Le lion reniait sa religion et ses frères.

« Ah ! dit Lise, je sais ce que vous voulez dire ; mais je vous prie de croire que je n’avais pas si mauvaise opinion de vous, monsieur le marquis.

— Pas tout à fait si mauvaise, mais peu favorable cependant.

— Je ne puis pas dire… je ne sais pas… dit Lise en hésitant.

— Ah ! vous me devez une réponse. Quelle opinion avez-vous de moi ? »

Lise hésita encore et finit par dire, en regardant le lion en face, avec une expression de malice enfantine :

« Eh bien ! je vous le dirai, si vous me dites, vous, pourquoi vous avez pris la place de M. Tirlot. »

Léonce fut embarrassé, la réponse pouvait être décisive, il eut le bonheur de trouver une bêtise, et répondit :

« Je n’en sais rien. »

Lise partit d’un grand éclat de rire qui fit tourner la tête à toute l’assemblée.

« Q’as-tu donc, Lise ? — Qu’avez-vous donc, mademoiselle ? »

Cette question arriva de tous les points de l’assemblée.

« C’est, dit Lise toujours en riant, parce que M. le marquis…

— Oh !… dit Léonce tout bas et tremblant que Lise ne racontât son espièglerie, oh ! ne me trahissez pas !

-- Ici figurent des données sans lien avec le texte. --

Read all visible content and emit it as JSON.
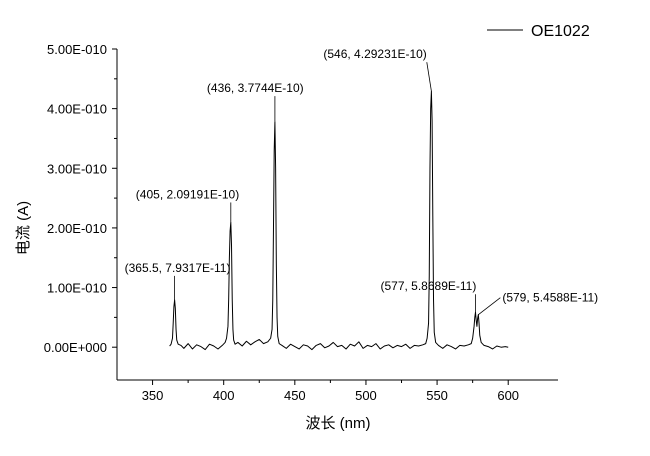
{
  "chart_data": {
    "type": "line",
    "xlabel": "波长 (nm)",
    "ylabel": "电流 (A)",
    "xlim": [
      325,
      635
    ],
    "ylim": [
      -5.5e-11,
      5e-10
    ],
    "x_ticks": [
      350,
      400,
      450,
      500,
      550,
      600
    ],
    "x_tick_labels": [
      "350",
      "400",
      "450",
      "500",
      "550",
      "600"
    ],
    "y_ticks": [
      0,
      1e-10,
      2e-10,
      3e-10,
      4e-10,
      5e-10
    ],
    "y_tick_labels": [
      "0.00E+000",
      "1.00E-010",
      "2.00E-010",
      "3.00E-010",
      "4.00E-010",
      "5.00E-010"
    ],
    "grid": false,
    "legend_position": "top-right",
    "series": [
      {
        "name": "OE1022",
        "color": "#000000",
        "x": [
          362,
          363,
          364,
          364.5,
          365,
          365.5,
          366,
          366.5,
          367,
          368,
          370,
          372,
          375,
          378,
          381,
          384,
          387,
          390,
          393,
          396,
          399,
          401,
          402,
          403,
          403.5,
          404,
          404.5,
          405,
          405.5,
          406,
          406.5,
          407,
          408,
          410,
          413,
          416,
          419,
          422,
          425,
          428,
          431,
          433,
          434,
          434.5,
          435,
          435.5,
          436,
          436.5,
          437,
          437.5,
          438,
          439,
          441,
          444,
          447,
          450,
          453,
          456,
          459,
          462,
          465,
          468,
          471,
          474,
          477,
          480,
          483,
          486,
          489,
          492,
          495,
          498,
          501,
          504,
          507,
          510,
          513,
          516,
          519,
          522,
          525,
          528,
          531,
          534,
          537,
          540,
          542,
          543,
          544,
          544.5,
          545,
          545.5,
          546,
          546.5,
          547,
          547.5,
          548,
          549,
          551,
          554,
          557,
          560,
          563,
          566,
          569,
          572,
          574,
          575,
          576,
          576.5,
          577,
          577.5,
          578,
          578.5,
          579,
          579.5,
          580,
          581,
          583,
          586,
          589,
          592,
          595,
          598,
          600
        ],
        "y": [
          2e-12,
          5e-12,
          1.5e-11,
          4e-11,
          6.8e-11,
          7.9317e-11,
          6.5e-11,
          3e-11,
          1.2e-11,
          5e-12,
          3e-12,
          -2e-12,
          6e-12,
          -3e-12,
          4e-12,
          1e-12,
          -4e-12,
          5e-12,
          2e-12,
          -3e-12,
          3e-12,
          8e-12,
          1.5e-11,
          3.5e-11,
          8e-11,
          1.5e-10,
          1.95e-10,
          2.09191e-10,
          1.7e-10,
          8e-11,
          3e-11,
          1.2e-11,
          5e-12,
          8e-12,
          2e-12,
          1e-11,
          4e-12,
          9e-12,
          1.3e-11,
          6e-12,
          9e-12,
          1.5e-11,
          3e-11,
          8e-11,
          2e-10,
          3.3e-10,
          3.7744e-10,
          3e-10,
          1.4e-10,
          5e-11,
          1.8e-11,
          6e-12,
          3e-12,
          -2e-12,
          5e-12,
          1e-12,
          -3e-12,
          4e-12,
          2e-12,
          -4e-12,
          3e-12,
          6e-12,
          -1e-12,
          2e-12,
          8e-12,
          1e-12,
          3e-12,
          -3e-12,
          5e-12,
          2e-12,
          9e-12,
          -2e-12,
          3e-12,
          1e-12,
          6e-12,
          -3e-12,
          2e-12,
          4e-12,
          -1e-12,
          3e-12,
          1e-12,
          5e-12,
          -2e-12,
          3e-12,
          2e-12,
          4e-12,
          6e-12,
          1.5e-11,
          4e-11,
          1.2e-10,
          3e-10,
          4e-10,
          4.29231e-10,
          3.8e-10,
          2.2e-10,
          8e-11,
          2.5e-11,
          8e-12,
          3e-12,
          -2e-12,
          4e-12,
          1e-12,
          -3e-12,
          3e-12,
          2e-12,
          4e-12,
          6e-12,
          1.5e-11,
          3.5e-11,
          5e-11,
          5.8689e-11,
          4.5e-11,
          3.5e-11,
          4.8e-11,
          5.4588e-11,
          4e-11,
          2e-11,
          8e-12,
          3e-12,
          1e-12,
          -3e-12,
          2e-12,
          0.0,
          1e-12,
          0.0
        ]
      }
    ],
    "annotations": [
      {
        "text": "(365.5, 7.9317E-11)",
        "x": 365.5,
        "y": 7.9317e-11
      },
      {
        "text": "(405, 2.09191E-10)",
        "x": 405,
        "y": 2.09191e-10
      },
      {
        "text": "(436, 3.7744E-10)",
        "x": 436,
        "y": 3.7744e-10
      },
      {
        "text": "(546, 4.29231E-10)",
        "x": 546,
        "y": 4.29231e-10
      },
      {
        "text": "(577, 5.8689E-11)",
        "x": 577,
        "y": 5.8689e-11
      },
      {
        "text": "(579, 5.4588E-11)",
        "x": 579,
        "y": 5.4588e-11
      }
    ]
  }
}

— Qu’est-ce donc ? reprit-on encore.

— Oh ! ce n’est rien, répliqua-t-elle en se calmant… une idée.

— Voyons, Lise ! lui dit sa mère avec un froncement de sourcil portant avec lui tout un sermon.

— Eh ! laisse-la rire, dit M. Laloine, c’est de son âge. Le sérieux lui viendra assez tôt. »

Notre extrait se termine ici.